Yael Bartana’s video Two Minutes to Midnight (2021) asks, “What if women ruled the world?” where an all-women government must take a stand on an imminent nuclear threat from a foreign nation.
Innovations in the medium are represented by artists like Kunié Sugiura, an under-recognized artist who has been working since the 1960s. Sugiura combines photographic, painted, and drawn imagery to create powerful hybrid art forms in her photos Yellow Mum (1969) and Deadend Street (1978).

Additional highlights
Untitled LXXX (2023) by Merikokeb Berhanu is a quiet meditation on the impact of industry and urban life on the natural world, and the resulting distance between humanity and nature. Her unique approach to layered paint and contrasting color patterns creates a frieze of connection between the huddled figures.

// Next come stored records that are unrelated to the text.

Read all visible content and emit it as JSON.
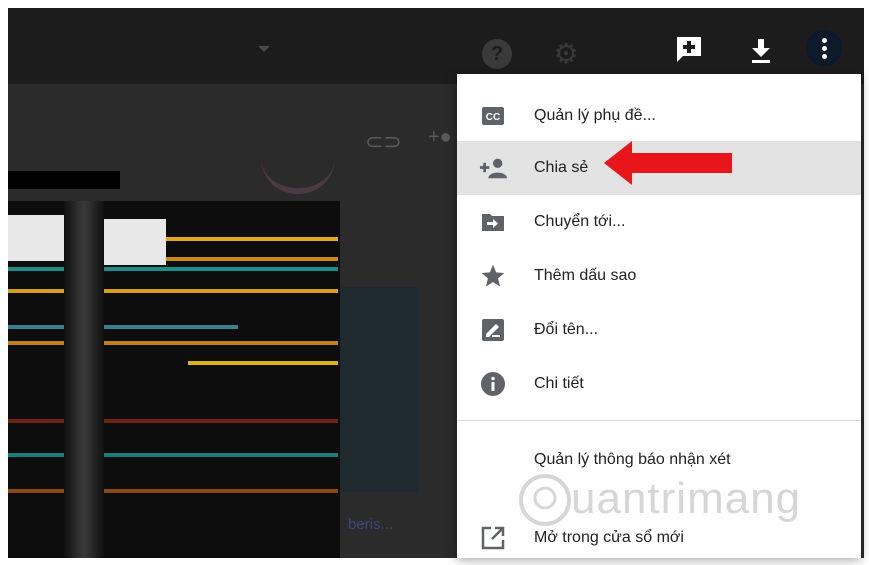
{
  "menu": {
    "items": [
      {
        "label": "Quản lý phụ đề...",
        "icon": "cc-icon",
        "selected": false
      },
      {
        "label": "Chia sẻ",
        "icon": "add-person-icon",
        "selected": true
      },
      {
        "label": "Chuyển tới...",
        "icon": "move-folder-icon",
        "selected": false
      },
      {
        "label": "Thêm dấu sao",
        "icon": "star-icon",
        "selected": false
      },
      {
        "label": "Đổi tên...",
        "icon": "rename-icon",
        "selected": false
      },
      {
        "label": "Chi tiết",
        "icon": "info-icon",
        "selected": false
      },
      {
        "label": "Quản lý thông báo nhận xét",
        "icon": "",
        "selected": false
      },
      {
        "label": "Mở trong cửa sổ mới",
        "icon": "open-new-window-icon",
        "selected": false
      }
    ]
  },
  "background": {
    "cc_text": "CC",
    "help_text": "?",
    "video_caption": "beris..."
  },
  "watermark": {
    "text": "uantrimang"
  },
  "colors": {
    "accent_red": "#e8161b",
    "menu_selected": "#e3e3e3",
    "icon_gray": "#5f6368"
  }
}
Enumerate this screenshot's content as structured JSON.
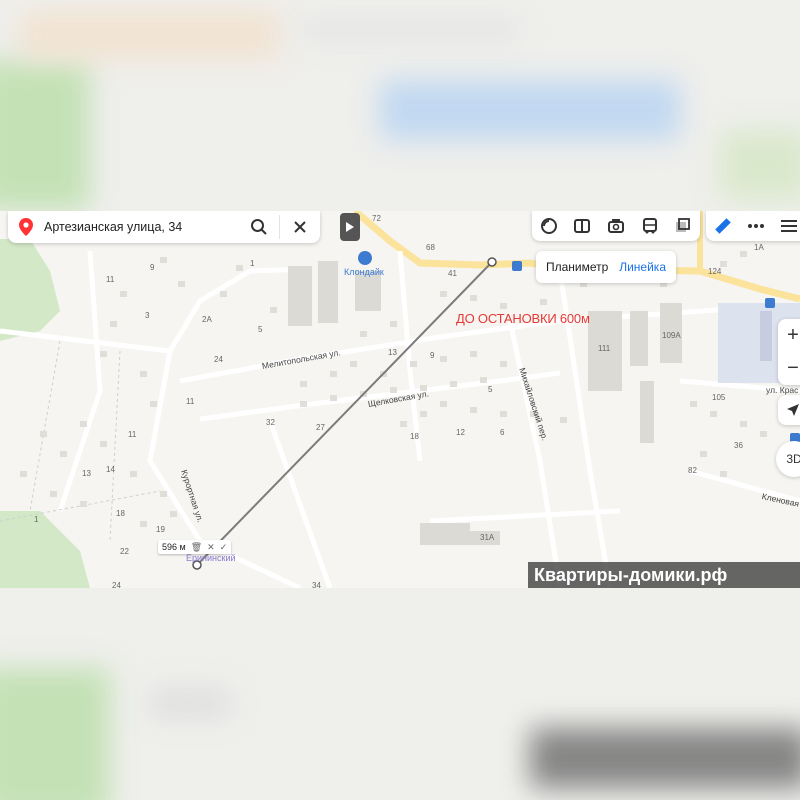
{
  "search": {
    "value": "Артезианская улица, 34",
    "pin_icon": "location-pin-icon",
    "search_icon": "search-icon",
    "close_icon": "close-icon"
  },
  "toolbar": {
    "tools": [
      "layers-icon",
      "panorama-icon",
      "camera-icon",
      "bus-icon",
      "layers-stack-icon"
    ],
    "extra_tools": [
      "ruler-icon",
      "more-icon",
      "menu-icon"
    ]
  },
  "ruler_popup": {
    "options": [
      "Планиметр",
      "Линейка"
    ],
    "active": "Линейка"
  },
  "zoom": {
    "in": "+",
    "out": "−"
  },
  "btn3d": "3D",
  "measurement": {
    "distance": "596 м"
  },
  "annotation": "ДО ОСТАНОВКИ 600м",
  "watermark": "Квартиры-домики.рф",
  "streets": [
    "Мелитопольская ул.",
    "Щелковская ул.",
    "Михайловский пер.",
    "Курортная ул.",
    "ул. Крас",
    "Кленовая"
  ],
  "places": {
    "poi": "Клондайк",
    "district": "Ерининский"
  },
  "house_numbers": [
    "72",
    "68",
    "9",
    "11",
    "1",
    "3",
    "2А",
    "5",
    "24",
    "11",
    "13",
    "9",
    "41",
    "111",
    "109А",
    "124",
    "1А",
    "105",
    "36",
    "82",
    "13",
    "14",
    "11",
    "18",
    "19",
    "22",
    "1",
    "24",
    "32",
    "27",
    "18",
    "12",
    "6",
    "5",
    "31А",
    "34"
  ],
  "colors": {
    "accent": "#1a73e8",
    "annotation": "#e53935",
    "road_main": "#fbe39c",
    "building": "#d9d7d2"
  }
}
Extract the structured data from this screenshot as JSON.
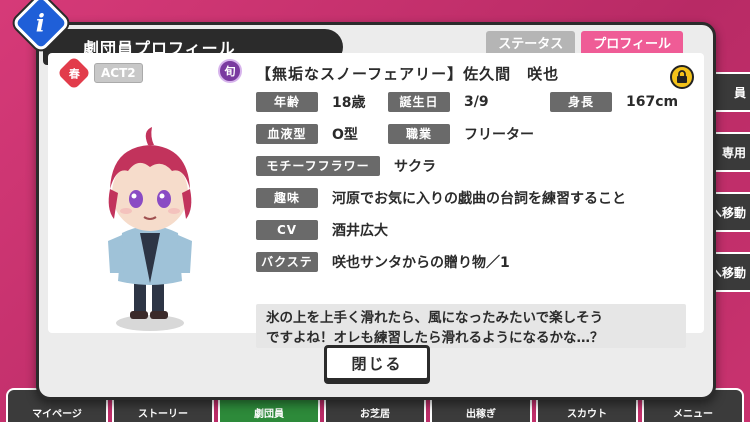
{
  "header": {
    "title": "劇団員プロフィール",
    "info_icon": "i"
  },
  "tabs": [
    {
      "label": "ステータス"
    },
    {
      "label": "プロフィール"
    }
  ],
  "card": {
    "season": "春",
    "act": "ACT2",
    "shun": "旬",
    "name": "【無垢なスノーフェアリー】佐久間　咲也"
  },
  "profile": {
    "age_label": "年齢",
    "age": "18歳",
    "birthday_label": "誕生日",
    "birthday": "3/9",
    "height_label": "身長",
    "height": "167cm",
    "blood_label": "血液型",
    "blood": "O型",
    "job_label": "職業",
    "job": "フリーター",
    "flower_label": "モチーフフラワー",
    "flower": "サクラ",
    "hobby_label": "趣味",
    "hobby": "河原でお気に入りの戯曲の台詞を練習すること",
    "cv_label": "CV",
    "cv": "酒井広大",
    "backstage_label": "バクステ",
    "backstage": "咲也サンタからの贈り物／1",
    "quote_line1": "氷の上を上手く滑れたら、風になったみたいで楽しそう",
    "quote_line2": "ですよね！オレも練習したら滑れるようになるかな…？"
  },
  "close_label": "閉じる",
  "background": {
    "right_buttons": [
      "員",
      "専用",
      "へ移動",
      "へ移動"
    ],
    "nav": [
      "マイページ",
      "ストーリー",
      "劇団員",
      "お芝居",
      "出稼ぎ",
      "スカウト",
      "メニュー"
    ]
  },
  "colors": {
    "accent_pink": "#ef5c96",
    "info_blue": "#1f5fd8",
    "season_red": "#e23c4b",
    "lock_yellow": "#f3c21a"
  }
}
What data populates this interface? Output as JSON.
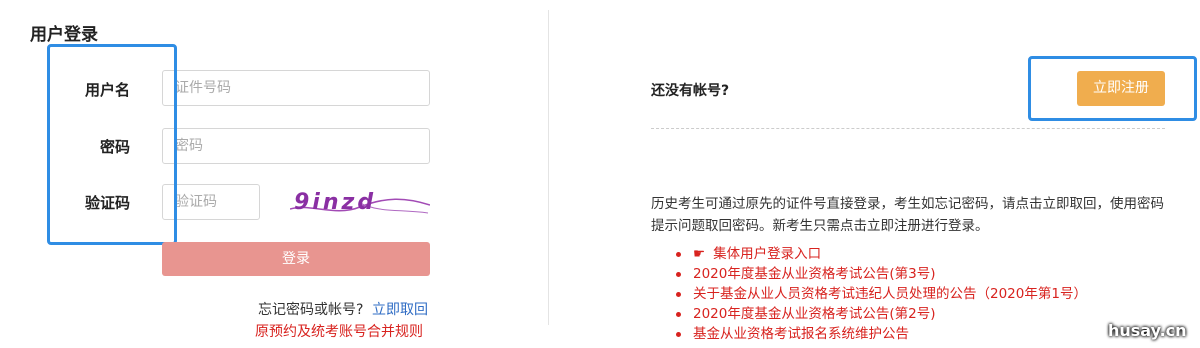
{
  "login": {
    "title": "用户登录",
    "username_label": "用户名",
    "username_placeholder": "证件号码",
    "password_label": "密码",
    "password_placeholder": "密码",
    "captcha_label": "验证码",
    "captcha_placeholder": "验证码",
    "captcha_text": "9inzd",
    "submit_label": "登录",
    "forgot_text": "忘记密码或帐号?",
    "forgot_link": "立即取回",
    "rule_link": "原预约及统考账号合并规则"
  },
  "register": {
    "prompt": "还没有帐号?",
    "button_label": "立即注册",
    "description": "历史考生可通过原先的证件号直接登录，考生如忘记密码，请点击立即取回，使用密码提示问题取回密码。新考生只需点击立即注册进行登录。"
  },
  "notices": [
    {
      "icon": "pointing-hand-icon",
      "text": "集体用户登录入口"
    },
    {
      "text": "2020年度基金从业资格考试公告(第3号)"
    },
    {
      "text": "关于基金从业人员资格考试违纪人员处理的公告（2020年第1号）"
    },
    {
      "text": "2020年度基金从业资格考试公告(第2号)"
    },
    {
      "text": "基金从业资格考试报名系统维护公告"
    }
  ],
  "watermark": "husay.cn",
  "colors": {
    "highlight": "#2f8de4",
    "login_button": "#e89590",
    "register_button": "#f0ad4e",
    "notice_red": "#d8231f",
    "link_blue": "#2f6cc4"
  }
}
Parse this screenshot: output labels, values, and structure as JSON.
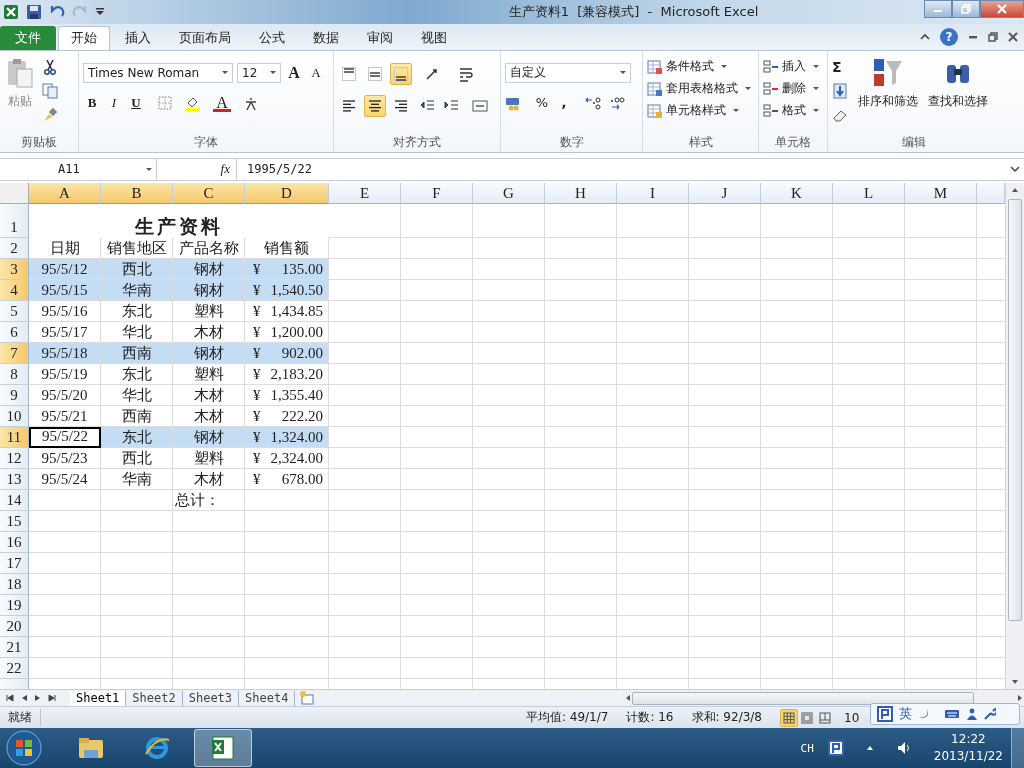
{
  "window": {
    "title": "生产资料1  [兼容模式]  -  Microsoft Excel"
  },
  "ribbon_tabs": [
    {
      "label": "文件",
      "kind": "file",
      "selected": false
    },
    {
      "label": "开始",
      "kind": "tab",
      "selected": true
    },
    {
      "label": "插入",
      "kind": "tab",
      "selected": false
    },
    {
      "label": "页面布局",
      "kind": "tab",
      "selected": false
    },
    {
      "label": "公式",
      "kind": "tab",
      "selected": false
    },
    {
      "label": "数据",
      "kind": "tab",
      "selected": false
    },
    {
      "label": "审阅",
      "kind": "tab",
      "selected": false
    },
    {
      "label": "视图",
      "kind": "tab",
      "selected": false
    }
  ],
  "help_glyph": "?",
  "clipboard": {
    "paste": "粘贴",
    "label": "剪贴板"
  },
  "font": {
    "name": "Times New Roman",
    "size": "12",
    "grow": "A",
    "shrink": "A",
    "bold": "B",
    "italic": "I",
    "underline": "U",
    "font_color": "A",
    "label": "字体"
  },
  "alignment": {
    "vertical": [
      {
        "kind": "top",
        "selected": false
      },
      {
        "kind": "middle",
        "selected": false
      },
      {
        "kind": "bottom",
        "selected": true
      }
    ],
    "horizontal": [
      {
        "kind": "left",
        "selected": false
      },
      {
        "kind": "center",
        "selected": true
      },
      {
        "kind": "right",
        "selected": false
      }
    ],
    "label": "对齐方式"
  },
  "number": {
    "format": "自定义",
    "percent": "%",
    "comma": ",",
    "label": "数字"
  },
  "styles": {
    "items": [
      "条件格式",
      "套用表格格式",
      "单元格样式"
    ],
    "label": "样式"
  },
  "cells": {
    "items": [
      "插入",
      "删除",
      "格式"
    ],
    "label": "单元格"
  },
  "editing": {
    "sum": "Σ",
    "sort": "排序和筛选",
    "find": "查找和选择",
    "label": "编辑"
  },
  "formula_bar": {
    "name_box": "A11",
    "fx": "fx",
    "value": "1995/5/22"
  },
  "columns": [
    {
      "label": "A",
      "selected": true
    },
    {
      "label": "B",
      "selected": true
    },
    {
      "label": "C",
      "selected": true
    },
    {
      "label": "D",
      "selected": true
    },
    {
      "label": "E",
      "selected": false
    },
    {
      "label": "F",
      "selected": false
    },
    {
      "label": "G",
      "selected": false
    },
    {
      "label": "H",
      "selected": false
    },
    {
      "label": "I",
      "selected": false
    },
    {
      "label": "J",
      "selected": false
    },
    {
      "label": "K",
      "selected": false
    },
    {
      "label": "L",
      "selected": false
    },
    {
      "label": "M",
      "selected": false
    }
  ],
  "rows": [
    {
      "label": "1",
      "kind": "title",
      "selected": false,
      "title": "生产资料"
    },
    {
      "label": "2",
      "kind": "header",
      "selected": false,
      "headers": [
        "日期",
        "销售地区",
        "产品名称",
        "销售额"
      ]
    },
    {
      "label": "3",
      "kind": "data",
      "selected": true,
      "active": false,
      "date": "95/5/12",
      "region": "西北",
      "product": "钢材",
      "currency": "¥",
      "amount": "135.00"
    },
    {
      "label": "4",
      "kind": "data",
      "selected": true,
      "active": false,
      "date": "95/5/15",
      "region": "华南",
      "product": "钢材",
      "currency": "¥",
      "amount": "1,540.50"
    },
    {
      "label": "5",
      "kind": "data",
      "selected": false,
      "active": false,
      "date": "95/5/16",
      "region": "东北",
      "product": "塑料",
      "currency": "¥",
      "amount": "1,434.85"
    },
    {
      "label": "6",
      "kind": "data",
      "selected": false,
      "active": false,
      "date": "95/5/17",
      "region": "华北",
      "product": "木材",
      "currency": "¥",
      "amount": "1,200.00"
    },
    {
      "label": "7",
      "kind": "data",
      "selected": true,
      "active": false,
      "date": "95/5/18",
      "region": "西南",
      "product": "钢材",
      "currency": "¥",
      "amount": "902.00"
    },
    {
      "label": "8",
      "kind": "data",
      "selected": false,
      "active": false,
      "date": "95/5/19",
      "region": "东北",
      "product": "塑料",
      "currency": "¥",
      "amount": "2,183.20"
    },
    {
      "label": "9",
      "kind": "data",
      "selected": false,
      "active": false,
      "date": "95/5/20",
      "region": "华北",
      "product": "木材",
      "currency": "¥",
      "amount": "1,355.40"
    },
    {
      "label": "10",
      "kind": "data",
      "selected": false,
      "active": false,
      "date": "95/5/21",
      "region": "西南",
      "product": "木材",
      "currency": "¥",
      "amount": "222.20"
    },
    {
      "label": "11",
      "kind": "data",
      "selected": true,
      "active": true,
      "date": "95/5/22",
      "region": "东北",
      "product": "钢材",
      "currency": "¥",
      "amount": "1,324.00"
    },
    {
      "label": "12",
      "kind": "data",
      "selected": false,
      "active": false,
      "date": "95/5/23",
      "region": "西北",
      "product": "塑料",
      "currency": "¥",
      "amount": "2,324.00"
    },
    {
      "label": "13",
      "kind": "data",
      "selected": false,
      "active": false,
      "date": "95/5/24",
      "region": "华南",
      "product": "木材",
      "currency": "¥",
      "amount": "678.00"
    },
    {
      "label": "14",
      "kind": "total",
      "selected": false,
      "total_label": "总计："
    },
    {
      "label": "15",
      "kind": "empty",
      "selected": false
    },
    {
      "label": "16",
      "kind": "empty",
      "selected": false
    },
    {
      "label": "17",
      "kind": "empty",
      "selected": false
    },
    {
      "label": "18",
      "kind": "empty",
      "selected": false
    },
    {
      "label": "19",
      "kind": "empty",
      "selected": false
    },
    {
      "label": "20",
      "kind": "empty",
      "selected": false
    },
    {
      "label": "21",
      "kind": "empty",
      "selected": false
    },
    {
      "label": "22",
      "kind": "empty",
      "selected": false
    }
  ],
  "sheet_tabs": [
    {
      "label": "Sheet1",
      "selected": true
    },
    {
      "label": "Sheet2",
      "selected": false
    },
    {
      "label": "Sheet3",
      "selected": false
    },
    {
      "label": "Sheet4",
      "selected": false
    }
  ],
  "status_bar": {
    "mode": "就绪",
    "average": "平均值: 49/1/7",
    "count": "计数: 16",
    "sum": "求和: 92/3/8",
    "views": [
      {
        "kind": "normal",
        "selected": true
      },
      {
        "kind": "layout",
        "selected": false
      },
      {
        "kind": "break",
        "selected": false
      }
    ],
    "zoom": "10"
  },
  "ime_bar": {
    "language": "英"
  },
  "taskbar": {
    "apps": [
      {
        "kind": "folder",
        "selected": false
      },
      {
        "kind": "browser",
        "selected": false
      },
      {
        "kind": "spreadsheet",
        "selected": true
      }
    ],
    "input_language": "CH",
    "time": "12:22",
    "date": "2013/11/22"
  }
}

Yael Bartana’s video installations, films, and performances explore the imagery of identity and the politics of memory. Two Minutes to Midnight (2021) asks the question, “What if women ruled the world?” Partially inspired by previously staged performances grappling with the same theme, the video focuses on a fictitious all-women government facing an existential threat. Staged in a style reminiscent of Stanley Kubrick’s 1964 war comedy Dr. Strangelove, female leaders are forced to take a stand on an imminent threat from a foreign nation.
Amy Sherald’s For Love, and For Country (2022) is a large-scale painting that reinterprets the iconic photograph of a sailor kissing a woman in V-J Day in Times Square (1945) by Alfred Eisenstaedt through the lens of queer black experience. Created as a direct response to the increasing legislation restricting the lives of LGBTQ+ individuals across the United States, the work offers a space to reflect on the power of love.
Amy Sherald, For Love, and for Country, 2022; SFMOMA purchase by exchange through a gift of Helen and Charles Schwab; © Amy Sherald; photo: Joseph Hyde, courtesy of the artist and Hauser & Wirth
“The acquisitions announced capture an incredible depth of artistic ambition, formal innovation, and social and cultural experience,” said Christopher Bedford, SFMOMA’s Helen and Charles Schwab Director. “The group reflects SFMOMA’s driving vision to enhance our collection with works by a diverse spectrum of artists who engage with an equally diverse range of subject matter, whether focused on aesthetic experimentation or on grappling with central issues of their time. I’m grateful for the thoughtful consideration that our curatorial teams have brought to this selection and to our broader acquisition strategies. I look forward to sharing these extraordinary works, and the narratives they hold, with our community.”